Per “paesaggio”, senza entrare troppo nello specifico d’una definizione che non mette tutti d’accordo, s’intenderà qui tutto ciò che è aspetto del territorio, al di là del fatto che la veduta sia urbana o naturale, al di là delle idee sulla quantità di natura che dev’entrare in un paesaggio affinché di natura si possa parlare, a prescindere dalla fondatezza o meno di voler includere nella pittura di paesaggio anche gli scorci di città, e anche a prescindere dal mezzo che ci restituisce il paesaggio (pittura o fotografia: in questa sede si farà riferimento solo alla pittura). Intanto, alla base del nostro interesse per la pittura di paesaggio c’è uno strappo, violento, che s’è consumato a un certo punto della storia della civiltà occidentale, uno strappo che Georg Simmel, nei suoi Saggi sul paesaggio, collocava alla fine del Medioevo, quando “l’individualizzazione delle forme interiori ed esteriori dell’esistenza, la dissoluzione dei legami originari e delle unioni in entità particolari differenziate […] ci ha fatto vedere per la prima volta il paesaggio nella natura” (sarà opportuno ricordare che Simmel, per “paesaggio”, intendeva un brano di natura circoscritto, delimitato, ricompreso in un orizzonte momentaneo o durevole). Non è esistita, nell’antichità e nel Medioevo, una pittura di paesaggio, perché la creazione del paesaggio “richiedeva una lacerazione rispetto al sentimento unitario della natura universale”. S’è dibattuto sull’eventualità che, invece, esistesse un senso del paesaggio anche in tempi antichi, si potrebbe discutere sulla precisa cronologia di questa lacerazione, sul momento esatto in cui l’idea che l’essere umano fosse diventato un’unità separata dalla totalità infinita della natura è diventata comune (perché questo è il punto della questione: non quando l’essere umano s’è accorto della sua separazione dall’unità della natura, ma quando quest’idea è diventata coscienza diffusa), ma chiaro è che una pittura di paesaggio comincia a diffondersi laddove sorge una coscienza del paesaggio, ovvero l’idea dell’esistenza d’un luogo, un “pezzo di natura”, come lo definiva Simmel (apparente contraddizione, dacché la natura non ha parti), separato dal resto, che può esser oggetto di contemplazione, descrizione, rappresentazione artistica.

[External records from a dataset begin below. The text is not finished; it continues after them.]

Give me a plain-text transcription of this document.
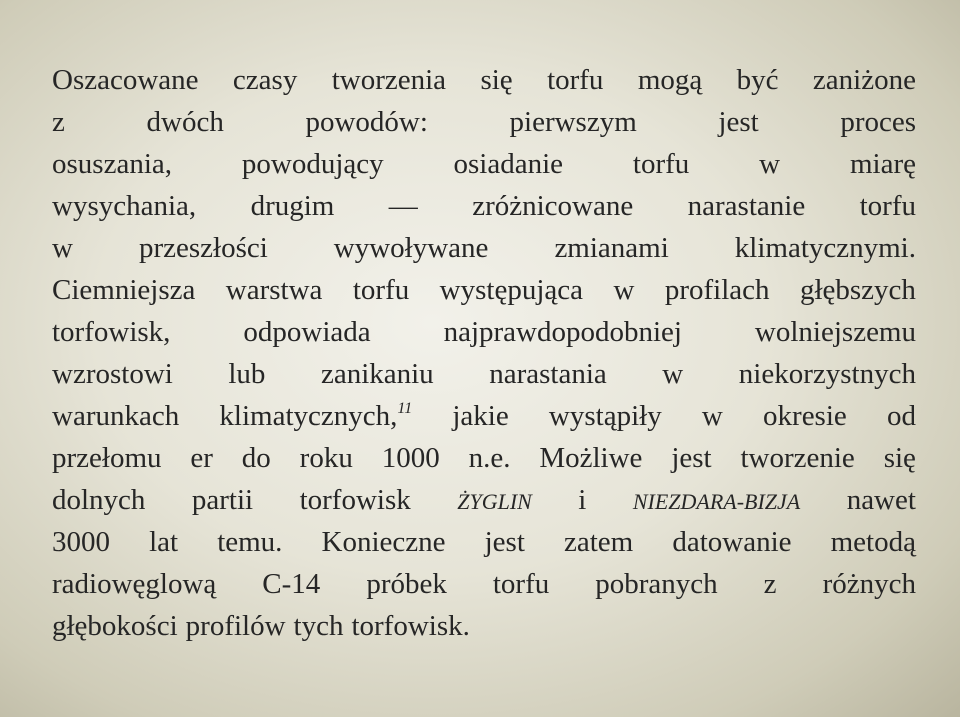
Oszacowane czasy tworzenia się torfu mogą być zaniżone
z	dwóch	powodów:	pierwszym	jest	proces
osuszania, powodujący osiadanie torfu w miarę
wysychania, drugim — zróżnicowane narastanie torfu
w przeszłości wywoływane zmianami klimatycznymi.
Ciemniejsza warstwa torfu występująca w profilach głębszych
torfowisk,	odpowiada	najprawdopodobniej	wolniejszemu
wzrostowi lub zanikaniu narastania w niekorzystnych
warunkach klimatycznych,$^{11}$ jakie wystąpiły w okresie od
przełomu er do roku 1000 n.e. Możliwe jest tworzenie się
dolnych partii torfowisk ŻYGLIN i NIEZDARA-BIZJA nawet
3000 lat temu. Konieczne jest zatem datowanie metodą
radiowęglową C-14 próbek torfu pobranych z różnych
głębokości profilów tych torfowisk.
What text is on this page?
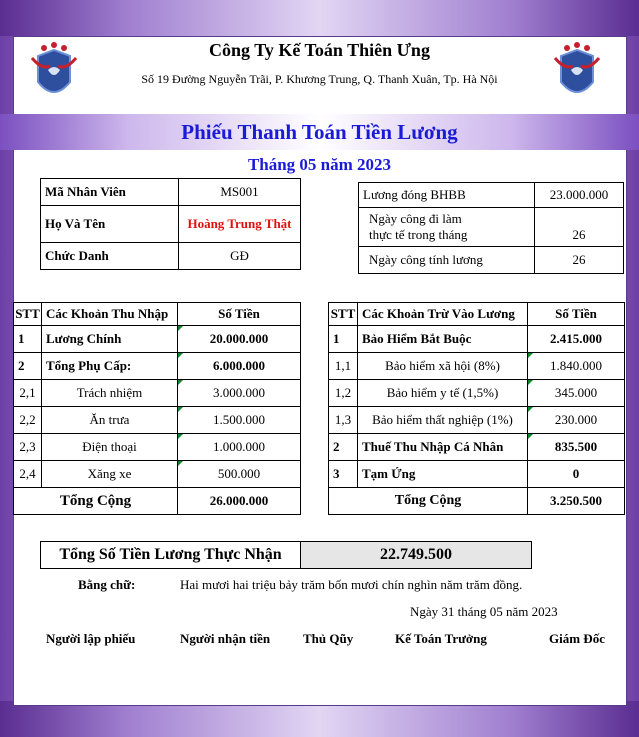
Công Ty Kế Toán Thiên Ưng
Số 19 Đường Nguyễn Trãi, P. Khương Trung, Q. Thanh Xuân, Tp. Hà Nội
Phiếu Thanh Toán Tiền Lương
Tháng 05 năm 2023
Mã Nhân Viên	MS001
Họ Và Tên	Hoàng Trung Thật
Chức Danh	GĐ
Lương đóng BHBB	23.000.000
Ngày công đi làm
thực tế trong tháng	26
Ngày công tính lương	26
STT Các Khoản Thu Nhập	Số Tiền
1	Lương Chính	20.000.000
2	Tổng Phụ Cấp:	6.000.000
2,1	Trách nhiệm	3.000.000
2,2	Ăn trưa	1.500.000
2,3	Điện thoại	1.000.000
2,4	Xăng xe	500.000
Tổng Cộng	26.000.000
STT Các Khoản Trừ Vào Lương	Số Tiền
1	Bảo Hiểm Bắt Buộc	2.415.000
1,1	Bảo hiểm xã hội (8%)	1.840.000
1,2	Bảo hiểm y tế (1,5%)	345.000
1,3	Bảo hiểm thất nghiệp (1%)	230.000
2	Thuế Thu Nhập Cá Nhân	835.500
3	Tạm Ứng	0
Tổng Cộng	3.250.500
Tổng Số Tiền Lương Thực Nhận	22.749.500
Bằng chữ:	Hai mươi hai triệu bảy trăm bốn mươi chín nghìn năm trăm đồng.
Ngày 31 tháng 05 năm 2023
Người lập phiếu	Người nhận tiền	Thủ Qũy	Kế Toán Trưởng	Giám Đốc
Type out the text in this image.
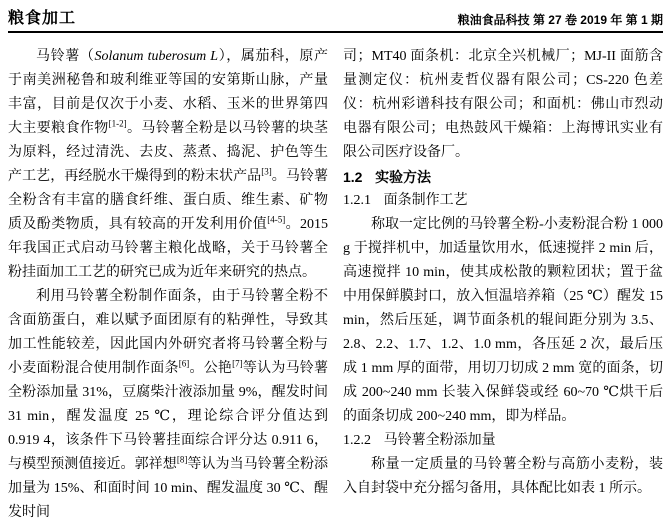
粮食加工	粮油食品科技 第 27 卷 2019 年 第 1 期

马铃薯（Solanum tuberosum L），属茄科，原产于南美洲秘鲁和玻利维亚等国的安第斯山脉，产量丰富，目前是仅次于小麦、水稻、玉米的世界第四大主要粮食作物[1-2]。马铃薯全粉是以马铃薯的块茎为原料，经过清洗、去皮、蒸煮、捣泥、护色等生产工艺，再经脱水干燥得到的粉末状产品[3]。马铃薯全粉含有丰富的膳食纤维、蛋白质、维生素、矿物质及酚类物质，具有较高的开发利用价值[4-5]。2015 年我国正式启动马铃薯主粮化战略，关于马铃薯全粉挂面加工工艺的研究已成为近年来研究的热点。

利用马铃薯全粉制作面条，由于马铃薯全粉不含面筋蛋白，难以赋予面团原有的粘弹性，导致其加工性能较差，因此国内外研究者将马铃薯全粉与小麦面粉混合使用制作面条[6]。公艳[7]等认为马铃薯全粉添加量 31%，豆腐柴汁液添加量 9%，醒发时间 31 min，醒发温度 25 ℃，理论综合评分值达到 0.919 4，该条件下马铃薯挂面综合评分达 0.911 6，与模型预测值接近。郭祥想[8]等认为当马铃薯全粉添加量为 15%、和面时间 10 min、醒发温度 30 ℃、醒发时间

司；MT40 面条机：北京全兴机械厂；MJ-II 面筋含量测定仪：杭州麦哲仪器有限公司；CS-220 色差仪：杭州彩谱科技有限公司；和面机：佛山市烈动电器有限公司；电热鼓风干燥箱：上海博讯实业有限公司医疗设备厂。

1.2 实验方法

1.2.1 面条制作工艺

称取一定比例的马铃薯全粉-小麦粉混合粉 1 000 g 于搅拌机中，加适量饮用水，低速搅拌 2 min 后，高速搅拌 10 min，使其成松散的颗粒团状；置于盆中用保鲜膜封口，放入恒温培养箱（25 ℃）醒发 15 min，然后压延，调节面条机的辊间距分别为 3.5、2.8、2.2、1.7、1.2、1.0 mm，各压延 2 次，最后压成 1 mm 厚的面带，用切刀切成 2 mm 宽的面条，切成 200~240 mm 长装入保鲜袋或经 60~70 ℃烘干后的面条切成 200~240 mm，即为样品。

1.2.2 马铃薯全粉添加量

称量一定质量的马铃薯全粉与高筋小麦粉，装入自封袋中充分摇匀备用，具体配比如表 1 所示。
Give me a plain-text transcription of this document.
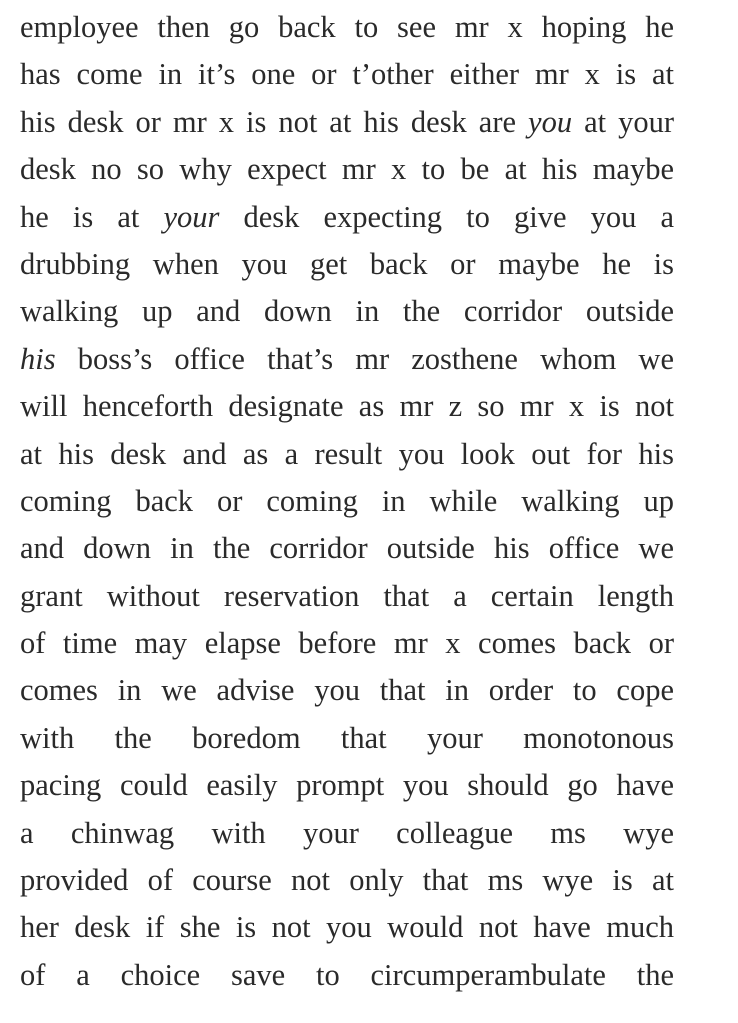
employee then go back to see mr x hoping he
has come in it’s one or t’other either mr x is at
his desk or mr x is not at his desk are you at your
desk no so why expect mr x to be at his maybe
he is at your desk expecting to give you a
drubbing when you get back or maybe he is
walking up and down in the corridor outside
his boss’s office that’s mr zosthene whom we
will henceforth designate as mr z so mr x is not
at his desk and as a result you look out for his
coming back or coming in while walking up
and down in the corridor outside his office we
grant without reservation that a certain length
of time may elapse before mr x comes back or
comes in we advise you that in order to cope
with the boredom that your monotonous
pacing could easily prompt you should go have
a chinwag with your colleague ms wye
provided of course not only that ms wye is at
her desk if she is not you would not have much
of a choice save to circumperambulate the
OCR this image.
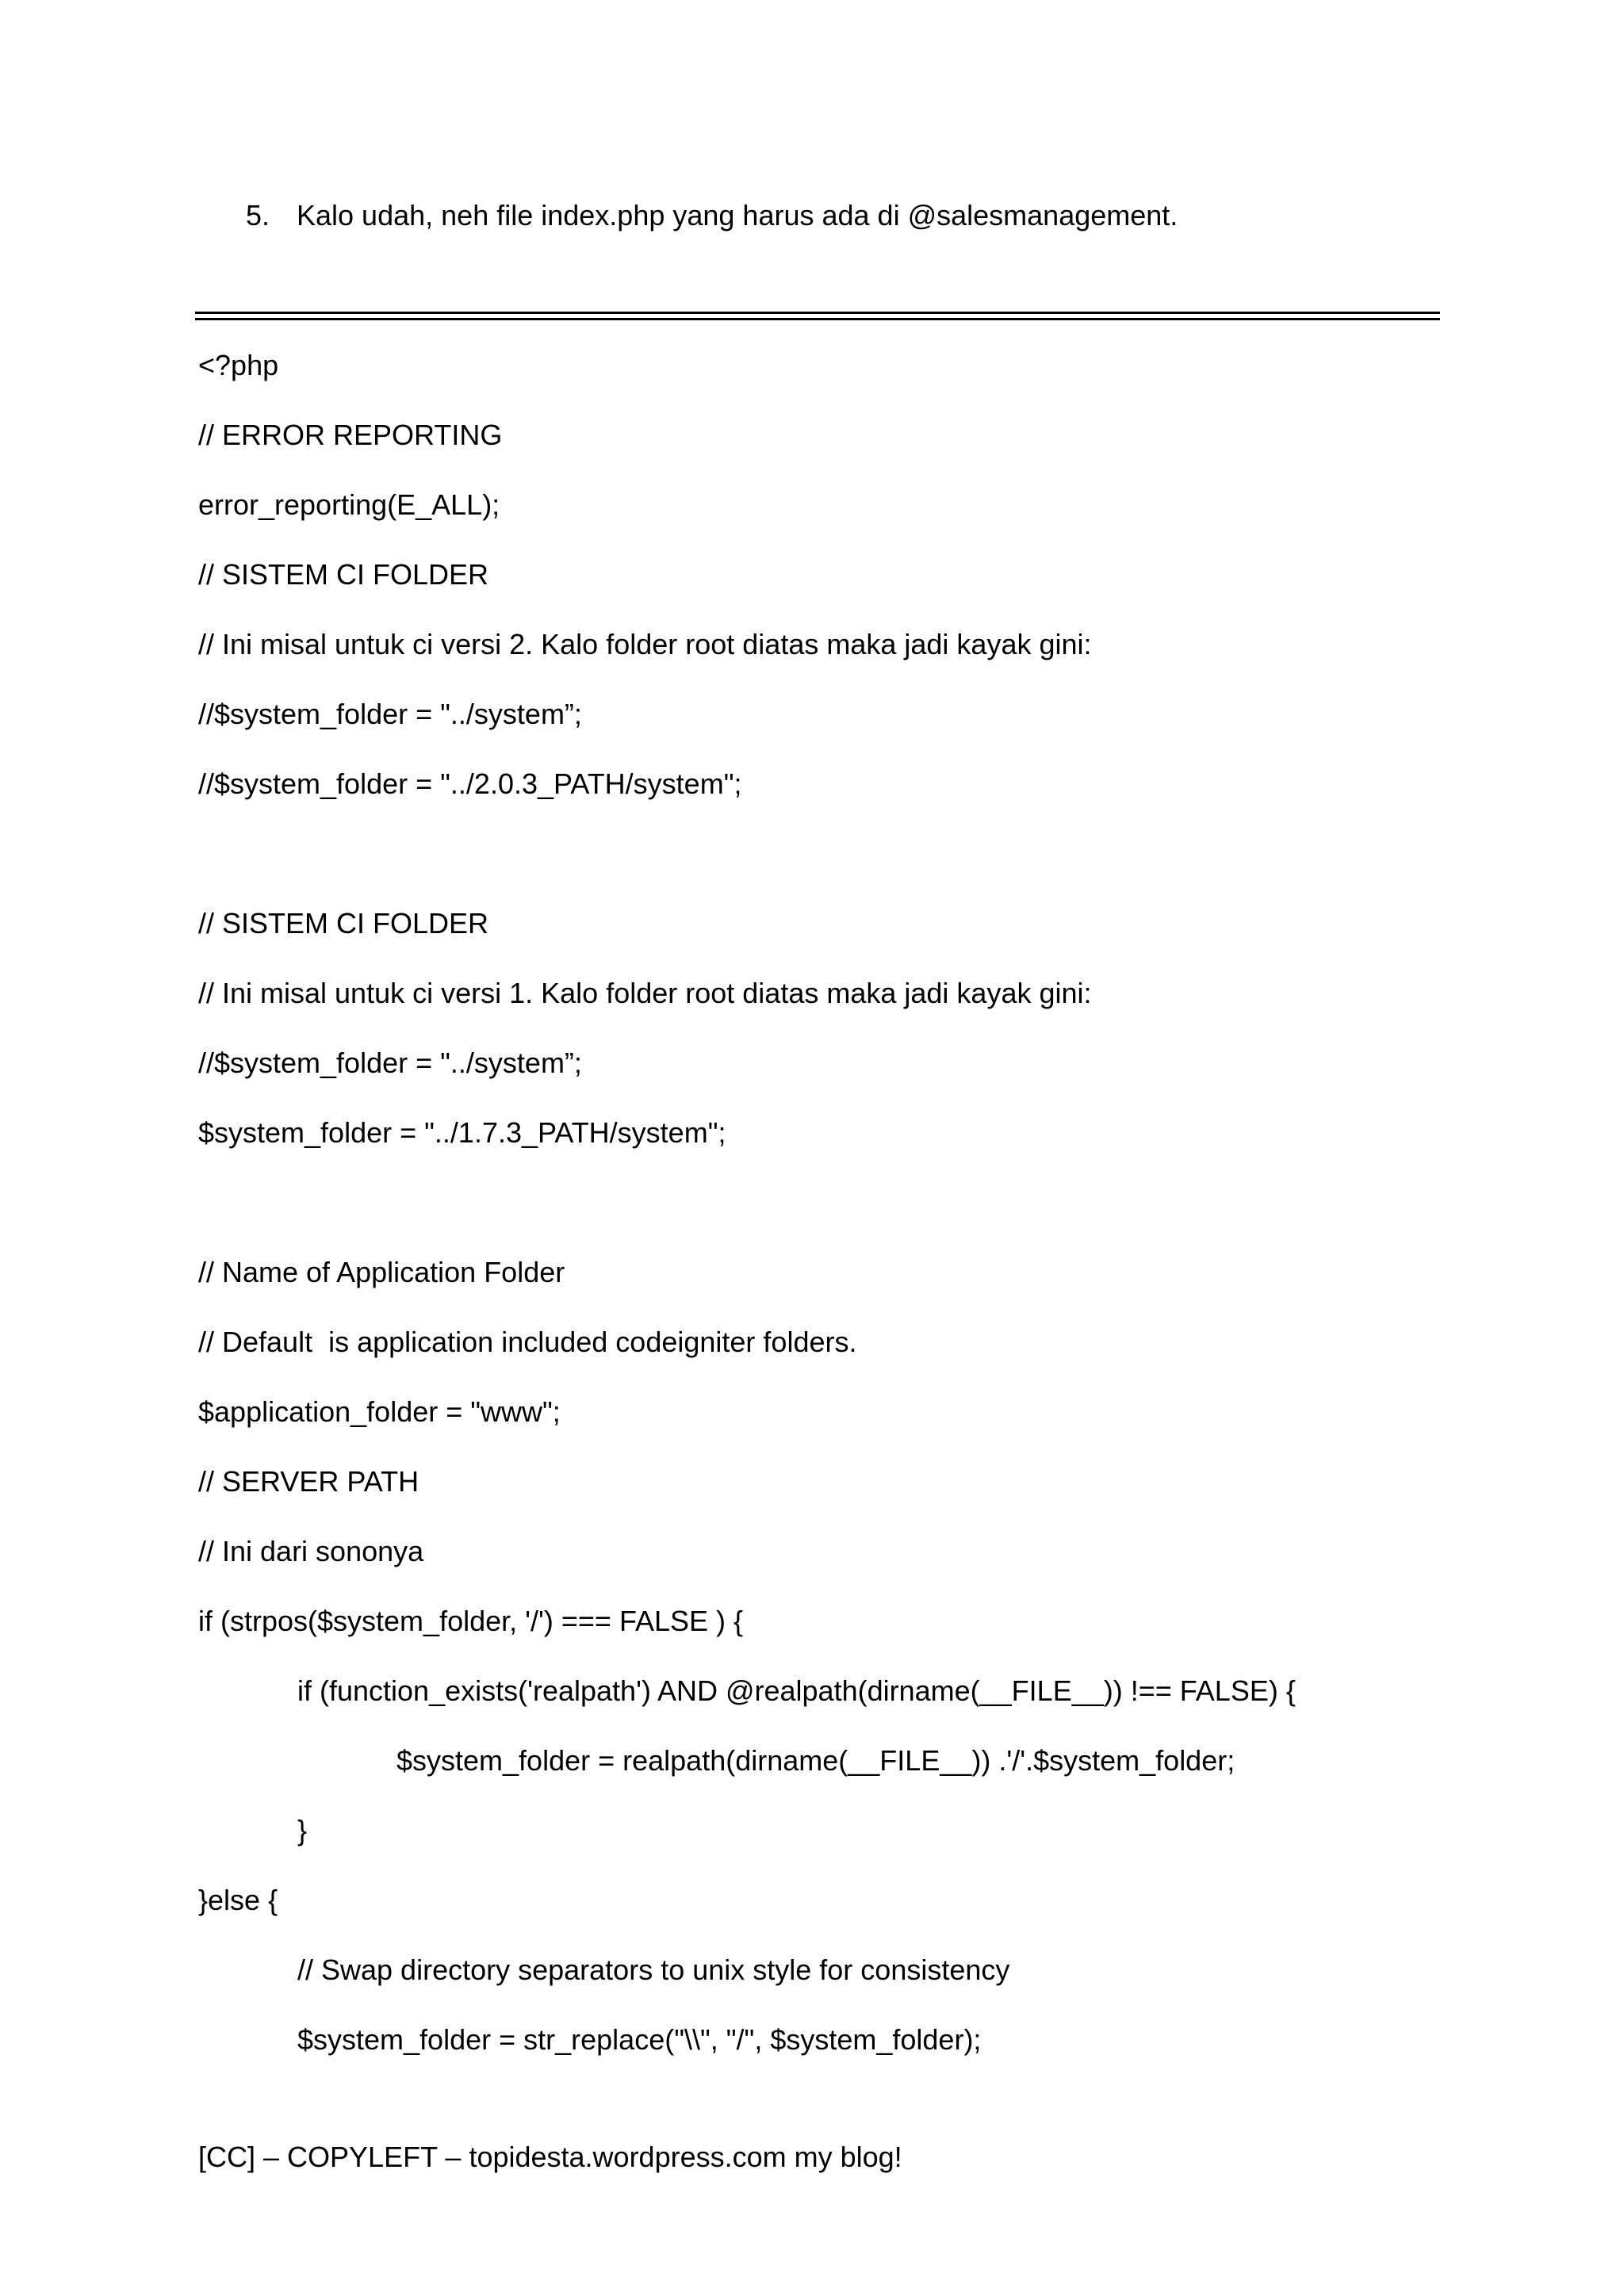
5. Kalo udah, neh file index.php yang harus ada di @salesmanagement.
<?php
// ERROR REPORTING
error_reporting(E_ALL);
// SISTEM CI FOLDER
// Ini misal untuk ci versi 2. Kalo folder root diatas maka jadi kayak gini:
//$system_folder = "../system”;
//$system_folder = "../2.0.3_PATH/system";
// SISTEM CI FOLDER
// Ini misal untuk ci versi 1. Kalo folder root diatas maka jadi kayak gini:
//$system_folder = "../system”;
$system_folder = "../1.7.3_PATH/system";
// Name of Application Folder
// Default  is application included codeigniter folders.
$application_folder = "www";
// SERVER PATH
// Ini dari sononya
if (strpos($system_folder, '/') === FALSE ) {
if (function_exists('realpath') AND @realpath(dirname(__FILE__)) !== FALSE) {
$system_folder = realpath(dirname(__FILE__)) .'/'.$system_folder;
}
}else {
// Swap directory separators to unix style for consistency
$system_folder = str_replace("\\", "/", $system_folder);
[CC] – COPYLEFT – topidesta.wordpress.com my blog!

Vincent van Gogh, Campo di grano sotto nubi da temporale (luglio 1890; olio su tela, 50 x 100 cm; Amsterdam, Van Gogh Museum)
Vincent van Gogh, Campo di grano sotto nubi da temporale (luglio 1890; olio su tela, 50 x 100 cm; Amsterdam, Van Gogh Museum)
Vincent van Gogh, Campo di grano con volo di corvi (1890; olio su tela, 50,3 x 103 cm; Amsterdam, Van Gogh Museum)
Vincent van Gogh, Campo di grano con volo di corvi (luglio 1890; olio su tela, 50,3 x 103 cm; Amsterdam, Van Gogh Museum)
Vincent van Gogh, Il giardino di Daubigny (luglio 1890; olio su tela, 54 x 101,5 cm; Basilea, Kunstmuseum)
Vincent van Gogh, Il giardino di Daubigny (luglio 1890; olio su tela, 54 x 101,5 cm; Basilea, Kunstmuseum)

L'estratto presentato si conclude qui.